Correspondence: Robert L. Safirstein, University of Arkansas for Medical Sciences, 4301 West Markham Street Little Rock, AR 72205. E-mail: safirsteinrobertl@uams.edu

Abstract

Acute renal failure: From renal physiology to the renal transcriptome. Acute renal failure (ARF) is defined as an abrupt fall in glomerular filtration rate. Fully 5% of all patients admitted to the hospital undergo ARF with an attendant increase in morbidity and mortality. We have studied murine models of ischemia/reperfusion and cisplatin-induced renal failure in detail to determine the physiologic and molecular events that are responsible for the syndrome.
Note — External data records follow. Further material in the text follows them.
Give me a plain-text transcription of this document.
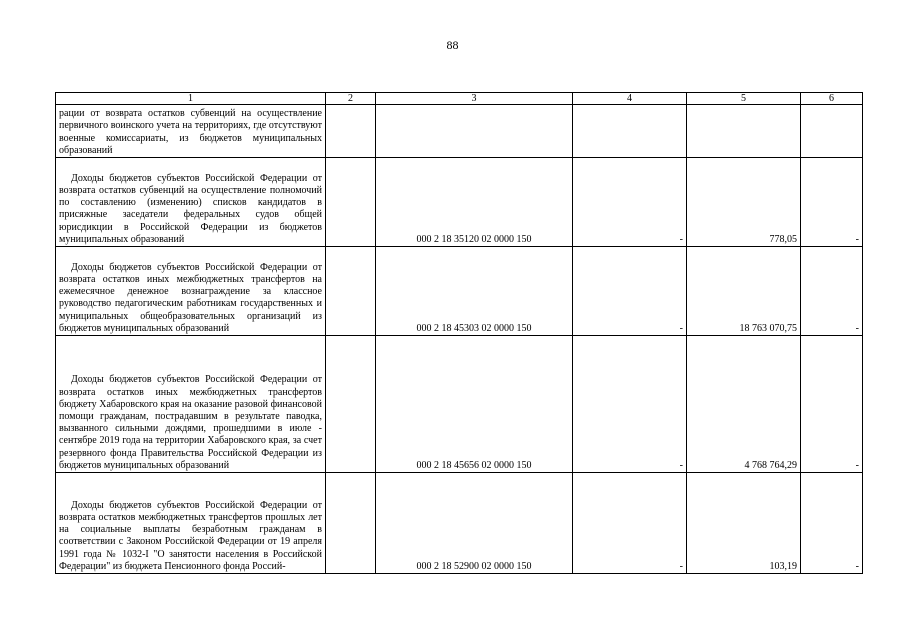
88
1	2	3	4	5	6
рации от возврата остатков субвенций на осуществление первичного воинского учета на территориях, где отсутствуют военные комиссариаты, из бюджетов муниципальных образований					
Доходы бюджетов субъектов Российской Федерации от возврата остатков субвенций на осуществление полномочий по составлению (изменению) списков кандидатов в присяжные заседатели федеральных судов общей юрисдикции в Российской Федерации из бюджетов муниципальных образований		000 2 18 35120 02 0000 150	-	778,05	-
Доходы бюджетов субъектов Российской Федерации от возврата остатков иных межбюджетных трансфертов на ежемесячное денежное вознаграждение за классное руководство педагогическим работникам государственных и муниципальных общеобразовательных организаций из бюджетов муниципальных образований		000 2 18 45303 02 0000 150	-	18 763 070,75	-
Доходы бюджетов субъектов Российской Федерации от возврата остатков иных межбюджетных трансфертов бюджету Хабаровского края на оказание разовой финансовой помощи гражданам, пострадавшим в результате паводка, вызванного сильными дождями, прошедшими в июле - сентябре 2019 года на территории Хабаровского края, за счет резервного фонда Правительства Российской Федерации из бюджетов муниципальных образований		000 2 18 45656 02 0000 150	-	4 768 764,29	-
Доходы бюджетов субъектов Российской Федерации от возврата остатков межбюджетных трансфертов прошлых лет на социальные выплаты безработным гражданам в соответствии с Законом Российской Федерации от 19 апреля 1991 года № 1032-I "О занятости населения в Российской Федерации" из бюджета Пенсионного фонда Россий-		000 2 18 52900 02 0000 150	-	103,19	-
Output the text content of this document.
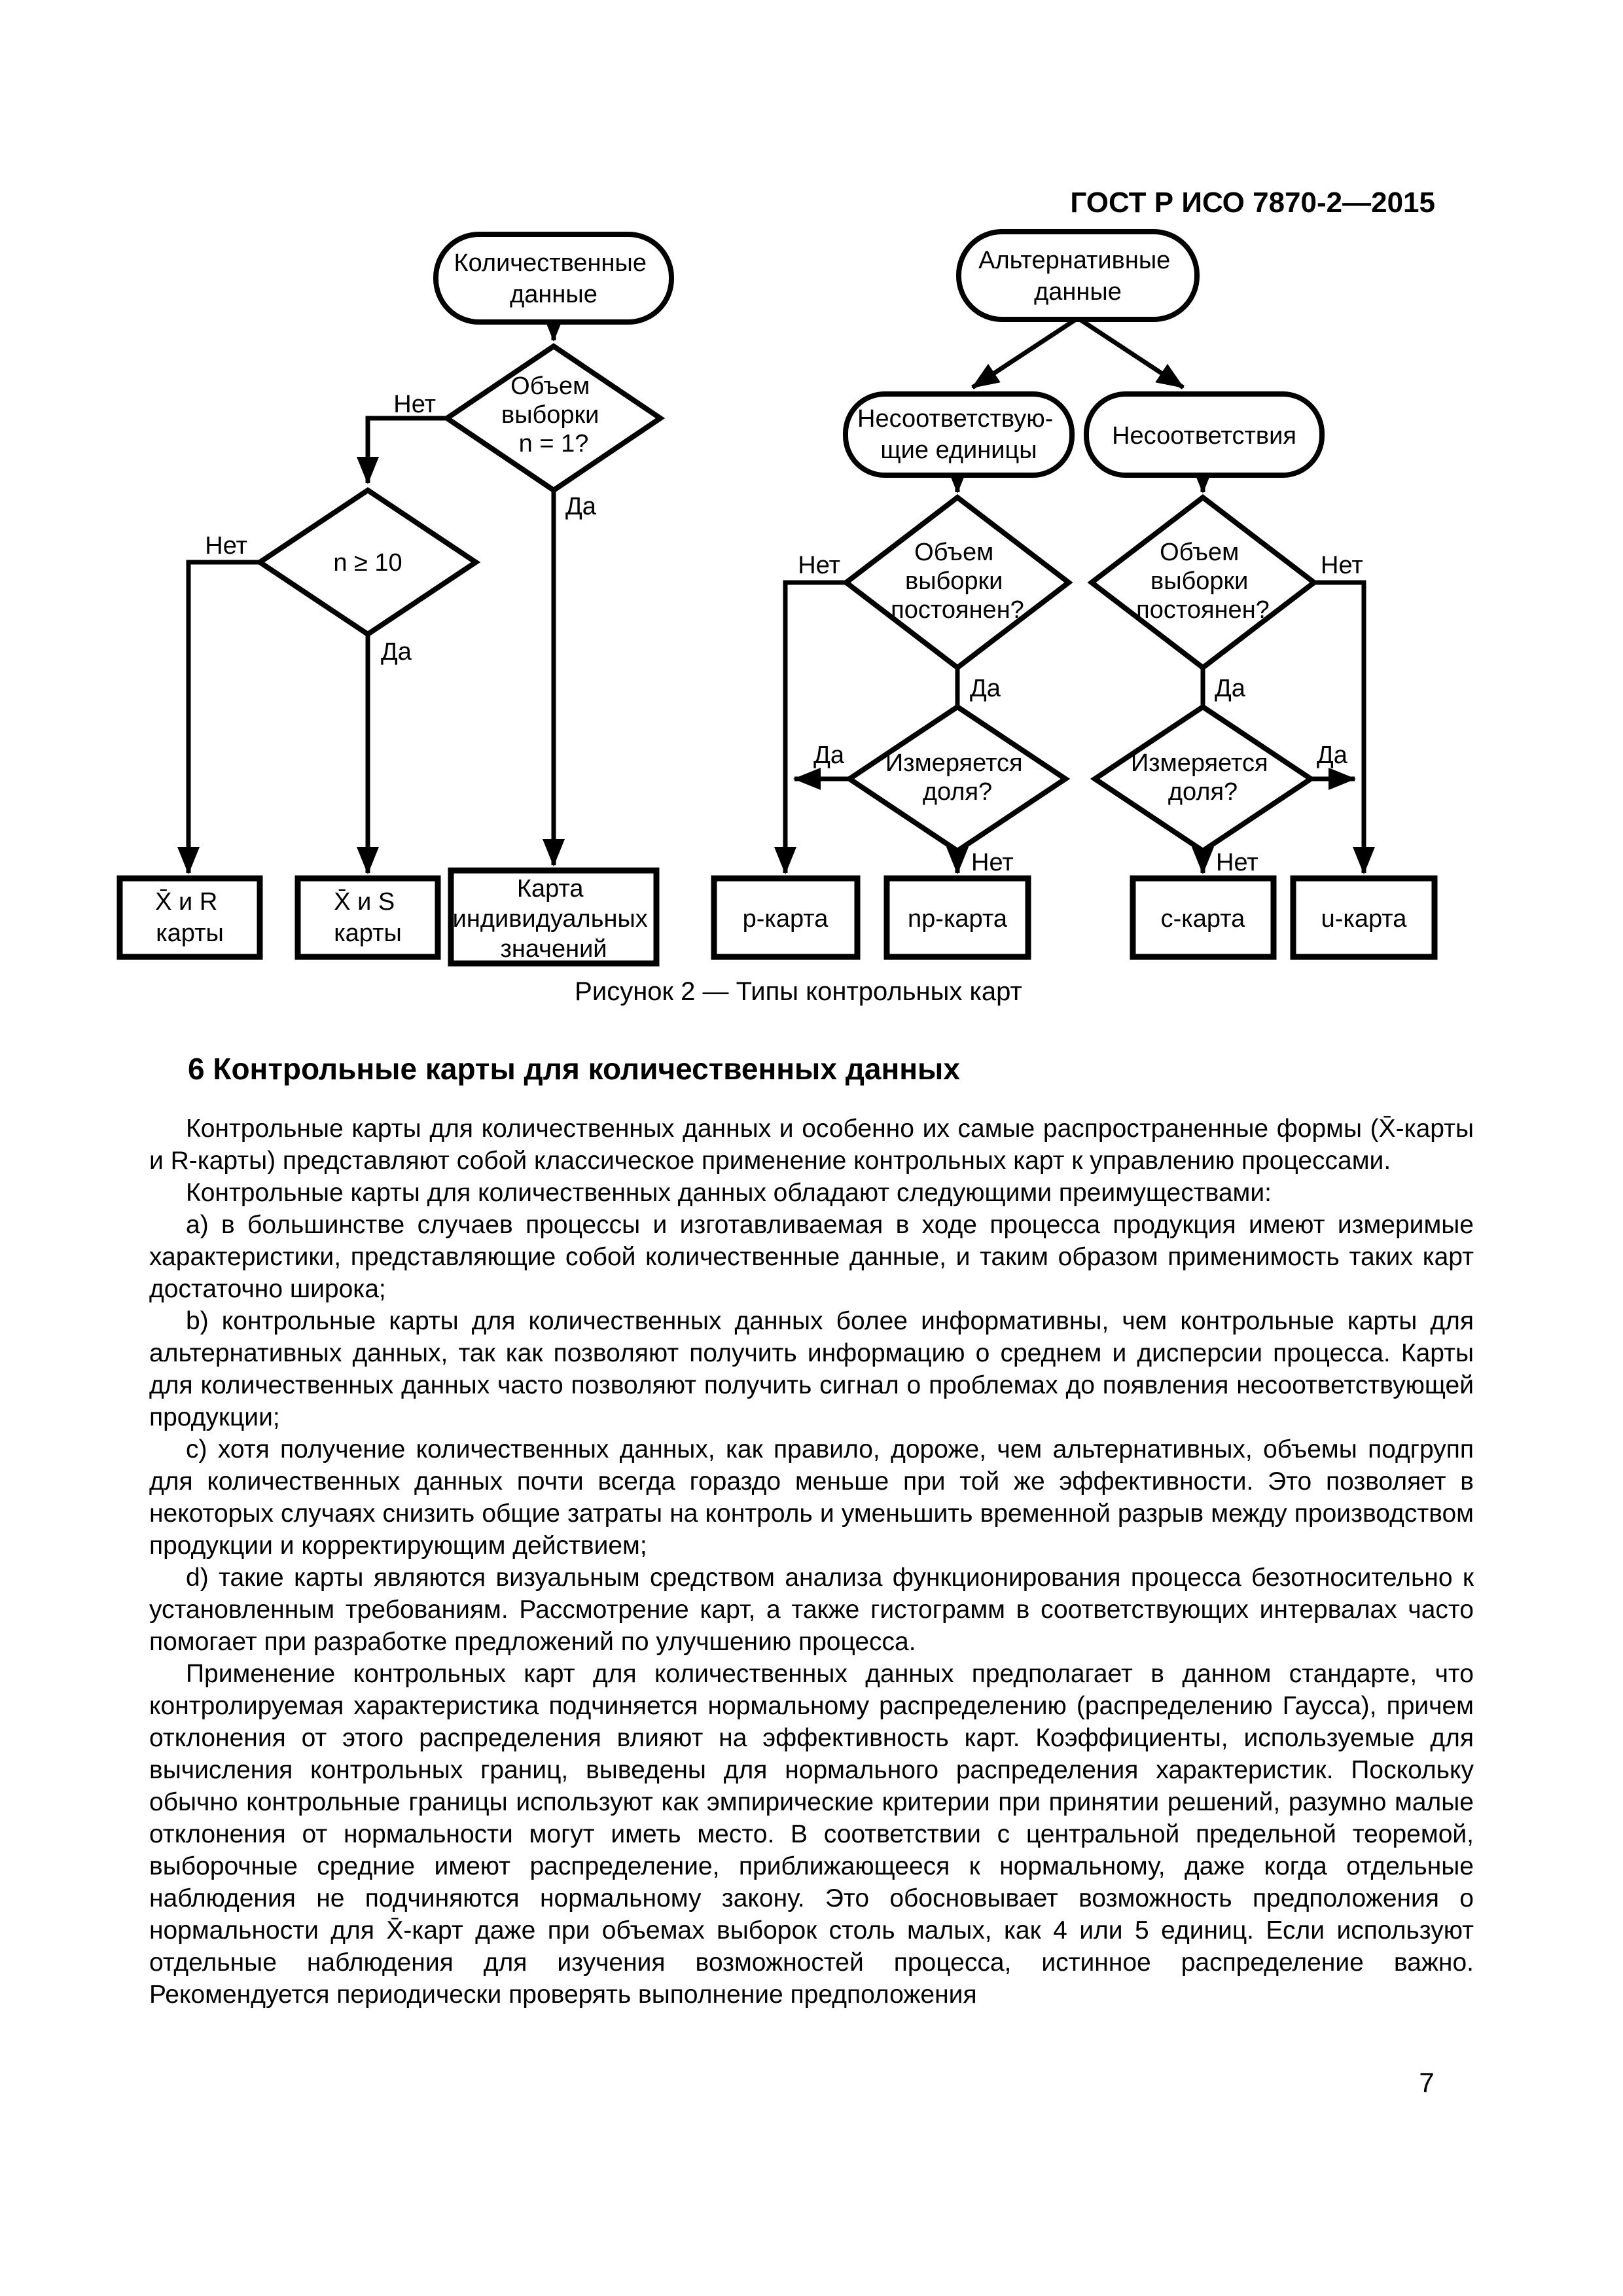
ГОСТ Р ИСО 7870-2—2015
Количественные данные
Объем выборки n = 1?
n ≥ 10
Альтернативные данные
Несоответствую- щие единицы
Несоответствия
Объем выборки постоянен?
Объем выборки постоянен?
Измеряется доля?
Измеряется доля?
X̄ и R карты
X̄ и S карты
Карта индивидуальных значений
p-карта	np-карта	c-карта	u-карта
Нет
Да
Нет
Да
Нет
Да
Да
Нет
Нет
Да
Да
Нет
Рисунок 2 — Типы контрольных карт
6 Контрольные карты для количественных данных

Контрольные карты для количественных данных и особенно их самые распространенные формы (X̄-карты и R-карты) представляют собой классическое применение контрольных карт к управлению процессами.

Контрольные карты для количественных данных обладают следующими преимуществами:

a) в большинстве случаев процессы и изготавливаемая в ходе процесса продукция имеют измеримые характеристики, представляющие собой количественные данные, и таким образом применимость таких карт достаточно широка;

b) контрольные карты для количественных данных более информативны, чем контрольные карты для альтернативных данных, так как позволяют получить информацию о среднем и дисперсии процесса. Карты для количественных данных часто позволяют получить сигнал о проблемах до появления несоответствующей продукции;

c) хотя получение количественных данных, как правило, дороже, чем альтернативных, объемы подгрупп для количественных данных почти всегда гораздо меньше при той же эффективности. Это позволяет в некоторых случаях снизить общие затраты на контроль и уменьшить временной разрыв между производством продукции и корректирующим действием;

d) такие карты являются визуальным средством анализа функционирования процесса безотносительно к установленным требованиям. Рассмотрение карт, а также гистограмм в соответствующих интервалах часто помогает при разработке предложений по улучшению процесса.

Применение контрольных карт для количественных данных предполагает в данном стандарте, что контролируемая характеристика подчиняется нормальному распределению (распределению Гаусса), причем отклонения от этого распределения влияют на эффективность карт. Коэффициенты, используемые для вычисления контрольных границ, выведены для нормального распределения характеристик. Поскольку обычно контрольные границы используют как эмпирические критерии при принятии решений, разумно малые отклонения от нормальности могут иметь место. В соответствии с центральной предельной теоремой, выборочные средние имеют распределение, приближающееся к нормальному, даже когда отдельные наблюдения не подчиняются нормальному закону. Это обосновывает возможность предположения о нормальности для X̄-карт даже при объемах выборок столь малых, как 4 или 5 единиц. Если используют отдельные наблюдения для изучения возможностей процесса, истинное распределение важно. Рекомендуется периодически проверять выполнение предположения

7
Both forms of treatment induce necrosis of the proximal tubules, as well as more subtle changes in distal nephron viability, including apoptosis. Both forms are characterized by reduced renal blood, reduced glomerular filtration rate, and a urine-concentrating defect. Simultaneous with the onset of these morphologic and functional features is the commitment of cells to DNA synthesis and cell division, which is preceded by activation of signal transduction pathways and gene transcription that presumably underlie the morphologic and functional changes responsible for the syndrome. We describe a functional genomic approach using microarray data and available database searches to attempt to predict new targets for investigation of the pathogenesis and treatment of this disease.